British retail sales in September rose at the slowest rate since October 2017, the British Retail Consortium-KPMG sales survey showed, as consumers continued to restrain spending after a summer of spending.

Total sales in September edged up 0.7% compared to an increase of 2.3% in September 2017. "This is the lowest since October, excluding Easter distortions, and below the three-month and 12-month averages of 1.2% and 1.3% respectively," the survey noted.

"Shopper confidence has followed a downward path with those expecting to be financially better off over the year ahead dipping from 26% in July to 22% in September," said Jon Woolven, IGD's strategy and innovation director. "Brexit-related uncertainty probably plays a part in this, so retailers will be hoping for a clear resolution ahead of the Christmas shopping season."

Retail sales on a like-for-like basis were down 0.2% from September 2017, when they had risen 1.9% from 2016. Over the three months to September, in-store sales of nonfood items fell 4.0% on a like-for-like basis.

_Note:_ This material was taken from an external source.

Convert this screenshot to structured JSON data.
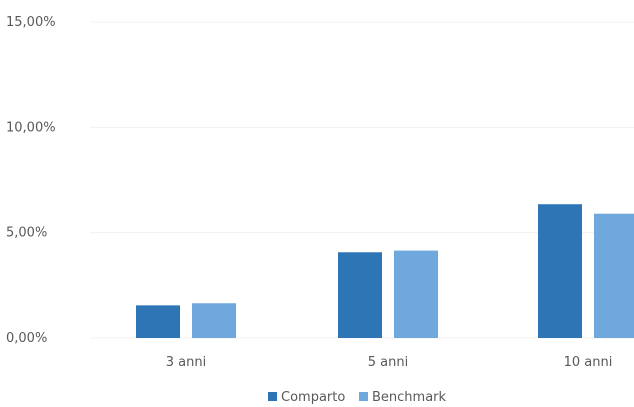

Food sales over the three months to September rose 2.3% on a like-for-like basis, falling below the 12-month total average growth of 3.7%. Nonfood retail sales dropped 1.6% on a like-for-like basis, in line with the 12-month average decrease of 0.5%.

Online sales of nonfood products edged up by 5.4% in September against a 10.7% growth in September 2017. This reflects the lowest rise since January and below the 3-month and 12-month averages of 6.7% and 7.1%, respectively. Online penetration rate increased to 24.2% from 22.7%.

"A tax system skewed towards high taxes on people and property is contributing to stores closures and job losses and is stalling the successful reinvention of our high streets," said British Retail Consortium CEO Helen Dickinson.

"The government urgently needs to reduce the business rates burden and create a tax system fit for the 21st century that more fairly distributes taxes right across the economy."